In the race to generate and distribute renewable energy, developers must clear numerous regulatory hurdles. For many projects, this may include obtaining a voluntary “incidental take” permit under the Bald and Golden Eagle Protection Act (BGEPA).

The BGEPA incidental take permitting program has frustrated both developers and operators due to, among other things, uncertainty of costs, timing, and outcomes. Recently, developers choosing to obtain an eagle “incidental take permit” for activities such as wind energy development received some good news—the U.S. Fish and Wildlife Service (FWS) increased its bald eagle population estimates, which should create opportunities for additional wind development, or at least reduced regulation, in areas now deemed to have more bald eagles.

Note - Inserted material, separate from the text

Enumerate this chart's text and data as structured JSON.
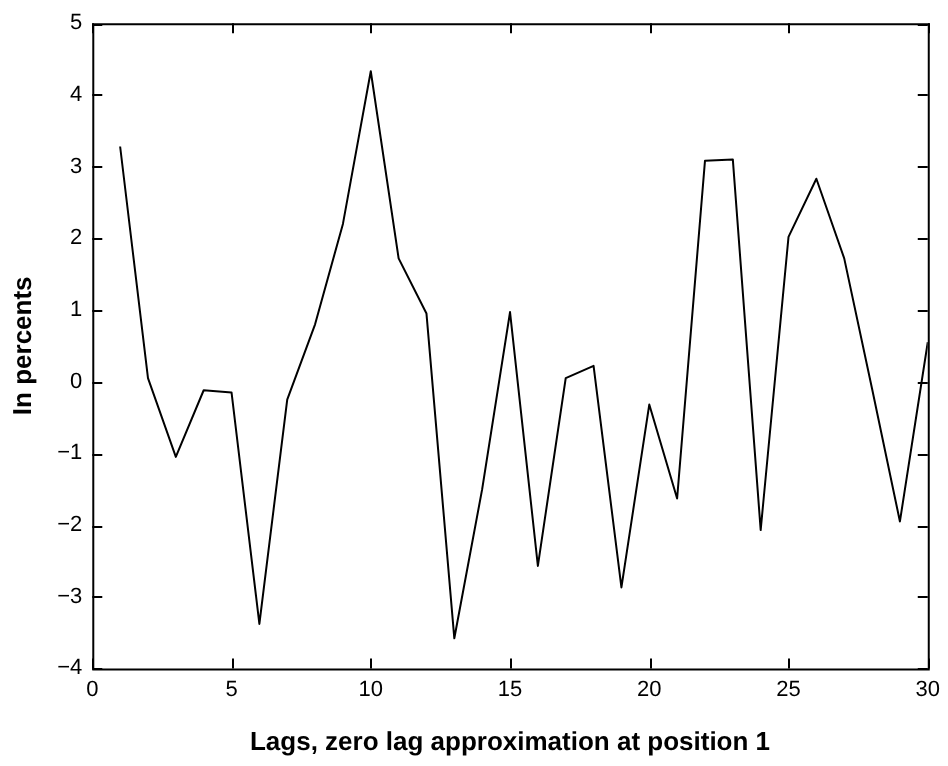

Under FWS’s current legal interpretation—which many legal minds reasonably dispute—BGEPA generally prohibits both intentional and incidental “take” (e.g., the injuring or killing) of bald and golden eagles. According to FWS, take is incidental when it is associated with, but not the purpose of, an activity (i.e., when take is accidental).

Despite these general prohibitions, BGPEA allows businesses to obtain incidental take permits that shield them from liability when they comply with the terms of those permits. These permits may be important for developers to obtain, particularly if projects are sited on federal land or financial backers require these permits as insurance against governmental enforcement demands.

One Comment for “Bald Eagle ‘Takings’: Biden’s Interior Department Protects Big Wind”


  1. John W. Garrett  

    There is a very real probability that Russia has been funding Greenpeace, the Sierra Club, the Natural Resources Defense Council, Extinction Rebellion, 350.org for many, many years— along with the delusion fools of the MacArthur Foundation, the Ford Foundation, the Rockefeller Brothers, the David and Lucille Packard Foundation, the Park Foundation, et al.